Prince George's County officials, citing a downturn in the regional economy, said yesterday they have curtailed the police department's ambitious hiring program and plan to sharply restrict spending elsewhere in the county government.

"Clearly, we will have to pull the belt in several major notches," said County Executive Parris N. Glendening. "Depending upon the severity of the shortfall, all options will be on the table."

Revenue from real estate transfer taxes was down 33 percent during July and August, a trend that, if it continues, could spell a $25 million drop in income for the county for fiscal 1991, John Davey, the county's chief administrative officer, said yesterday. The county, which has a $1 billion budget, also expects drops in income tax revenue if the area unemployment rate continues to increase, Davey said.

County officials also say they are keenly aware of the budgetary problems of the state and surrounding jurisdictions.

Maryland Gov. William Donald Schaefer, anticipating a possible $150 million reduction in revenue, recently ordered a statewide hiring freeze and a cutback on vehicle purchases and out-of-state travel.

Virginia officials, meanwhile, have announced that they are trimming $1.4 billion from the two-year state budget.

The most immediate manifestation of the county's budgetary concerns is the slowing of and possible cutback in hiring for the police department.

As recently as the end of August, two weeks before the Democratic primary, Glendening said in an interview that he planned to increase the force to 1,400 officers by the end of June 1991.

That goal now is in doubt in light of anticipated revenue shortfalls, county officials said yesterday.

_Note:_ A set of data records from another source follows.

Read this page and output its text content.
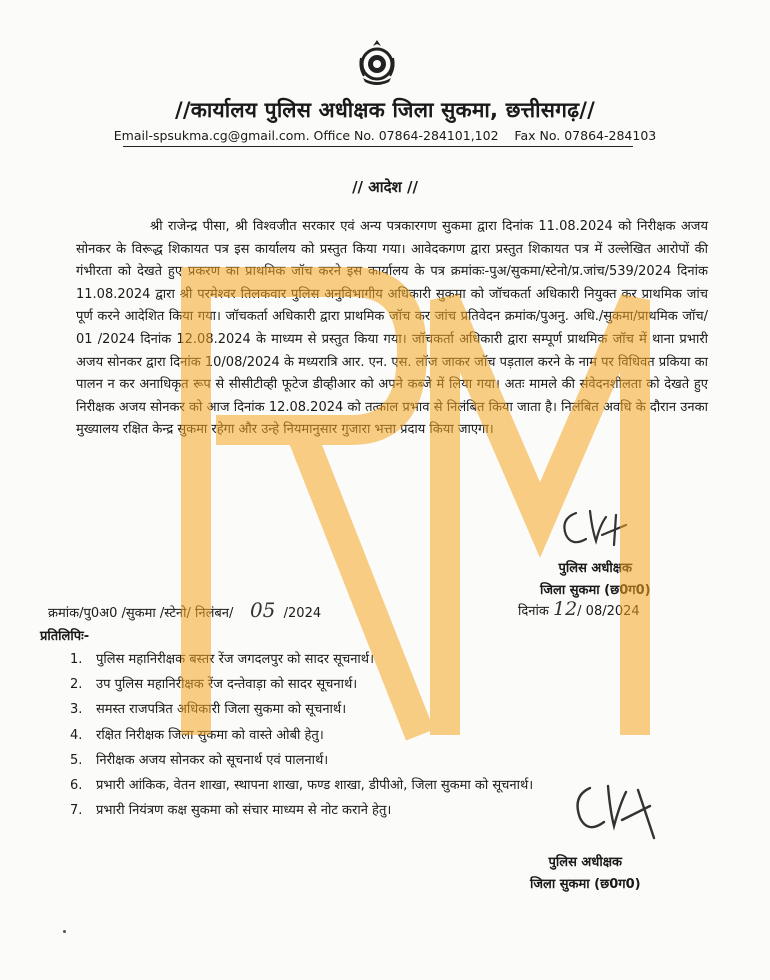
//कार्यालय पुलिस अधीक्षक जिला सुकमा, छत्तीसगढ़//
Email-spsukma.cg@gmail.com. Office No. 07864-284101,102    Fax No. 07864-284103
// आदेश //

श्री राजेन्द्र पीसा, श्री विश्वजीत सरकार एवं अन्य पत्रकारगण सुकमा द्वारा दिनांक 11.08.2024 को निरीक्षक अजय सोनकर के विरूद्ध शिकायत पत्र इस कार्यालय को प्रस्तुत किया गया। आवेदकगण द्वारा प्रस्तुत शिकायत पत्र में उल्लेखित आरोपों की गंभीरता को देखते हुए प्रकरण का प्राथमिक जॉच करने इस कार्यालय के पत्र क्रमांकः-पुअ/सुकमा/स्टेनो/प्र.जांच/539/2024 दिनांक 11.08.2024 द्वारा श्री परमेश्वर तिलकवार पुलिस अनुविभागीय अधिकारी सुकमा को जॉचकर्ता अधिकारी नियुक्त कर प्राथमिक जांच पूर्ण करने आदेशित किया गया। जॉचकर्ता अधिकारी द्वारा प्राथमिक जॉच कर जांच प्रतिवेदन क्रमांक/पुअनु. अधि./सुकमा/प्राथमिक जॉच/ 01 /2024 दिनांक 12.08.2024 के माध्यम से प्रस्तुत किया गया। जॉचकर्ता अधिकारी द्वारा सम्पूर्ण प्राथमिक जॉच में थाना प्रभारी अजय सोनकर द्वारा दिनांक 10/08/2024 के मध्यरात्रि आर. एन. एस. लॉज जाकर जॉच पड़ताल करने के नाम पर विधिवत प्रकिया का पालन न कर अनाधिकृत रूप से सीसीटीव्ही फूटेज डीव्हीआर को अपने कब्जे में लिया गया। अतः मामले की संवेदनशीलता को देखते हुए निरीक्षक अजय सोनकर को आज दिनांक 12.08.2024 को तत्काल प्रभाव से निलंबित किया जाता है। निलंबित अवधि के दौरान उनका मुख्यालय रक्षित केन्द्र सुकमा रहेगा और उन्हे नियमानुसार गुजारा भत्ता प्रदाय किया जाएगा।

पुलिस अधीक्षक
जिला सुकमा (छ0ग0)
क्रमांक/पु0अ0 /सुकमा /स्टेनो/ निलंबन/ 05 /2024	दिनांक 12/ 08/2024
प्रतिलिपिः-
1. पुलिस महानिरीक्षक बस्तर रेंज जगदलपुर को सादर सूचनार्थ।
2. उप पुलिस महानिरीक्षक रेंज दन्तेवाड़ा को सादर सूचनार्थ।
3. समस्त राजपत्रित अधिकारी जिला सुकमा को सूचनार्थ।
4. रक्षित निरीक्षक जिला सुकमा को वास्ते ओबी हेतु।
5. निरीक्षक अजय सोनकर को सूचनार्थ एवं पालनार्थ।
6. प्रभारी आंकिक, वेतन शाखा, स्थापना शाखा, फण्ड शाखा, डीपीओ, जिला सुकमा को सूचनार्थ।
7. प्रभारी नियंत्रण कक्ष सुकमा को संचार माध्यम से नोट कराने हेतु।
पुलिस अधीक्षक
जिला सुकमा (छ0ग0)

Two police academy classes scheduled to begin in October with 70 recruits were cut to a single class of 45 students last week, county personnel director Mike Knapp said.

Training for the remaining 25 police candidates has been indefinitely postponed, with no future classes scheduled, Knapp said.

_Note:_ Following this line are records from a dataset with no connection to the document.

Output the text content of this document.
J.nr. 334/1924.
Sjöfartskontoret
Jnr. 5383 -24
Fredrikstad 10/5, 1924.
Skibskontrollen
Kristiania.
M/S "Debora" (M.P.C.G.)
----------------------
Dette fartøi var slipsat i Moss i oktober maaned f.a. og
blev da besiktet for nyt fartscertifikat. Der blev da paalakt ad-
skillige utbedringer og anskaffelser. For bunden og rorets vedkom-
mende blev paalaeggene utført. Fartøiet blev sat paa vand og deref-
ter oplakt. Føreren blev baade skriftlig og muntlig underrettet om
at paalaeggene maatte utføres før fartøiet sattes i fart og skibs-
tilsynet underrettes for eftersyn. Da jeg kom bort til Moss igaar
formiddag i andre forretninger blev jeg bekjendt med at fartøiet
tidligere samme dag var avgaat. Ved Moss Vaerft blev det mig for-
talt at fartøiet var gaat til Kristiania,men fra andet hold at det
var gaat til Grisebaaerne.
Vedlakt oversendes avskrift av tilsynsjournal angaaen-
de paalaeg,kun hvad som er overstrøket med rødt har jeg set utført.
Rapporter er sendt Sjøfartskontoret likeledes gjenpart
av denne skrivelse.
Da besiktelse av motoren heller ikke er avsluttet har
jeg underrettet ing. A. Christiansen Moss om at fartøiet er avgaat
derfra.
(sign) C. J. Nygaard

"Our Office of Management and Budget has asked that we take a more cautious approach in filling our {police} classes," said Knapp. "Basically, I've been told that there is no decision with regard to future classes."

Police Lt. Col. Robert Phillips, commander of the patrol division, said that the initial impact of the hiring slowdown should be minimal.

"It's our understanding that the county executive is still committed to reaching a 1,400-member police department," said Phillips. "At this point, all we know is that it may be delayed somewhat and in an amount yet to be determined."

Elsewhere in the county, budget cuts could curtail planned expansions for the department of corrections, the fire department and the sheriff's office, Davey said. The proposals call for 30 additional corrections officers, 55 new firefighters and 20 additional sheriff's deputies, Davey said.

There is a limited freeze on hiring, with jobs being filled on a "case by case" basis, Glendening said. Major capital projects that require bond funding may also be delayed, Glendening said.

The police department now has 1,203 officers, including 85 recruits who are scheduled to graduate in the coming months.

That represents an increase of more than 200 officers since the County Council, responding to reports of staff shortages in April 1989, authorized a major hiring program.

The patrol force -- officers at the rank of sergeant or below, who are chiefly responsible for answering calls for service -- has increased from 722 officers in April 1989 to 814 as of Aug. 31, Phillips said.

During that same time, the department has undergone an extensive reorganization and has promoted an unprecedented number of officers to the rank of lieutenant and above.

Fifty-six officers, including 19 lieutenants and 10 captains, were promoted in January; an additional 60 promotions are scheduled for Oct. 7.

Glendening said that he plans to meet with department heads on Oct. 1 to discuss spending cuts.

"I can tell you in absolute terms that other than postponing the additional officers, there have been no final decisions whatsoever," he said.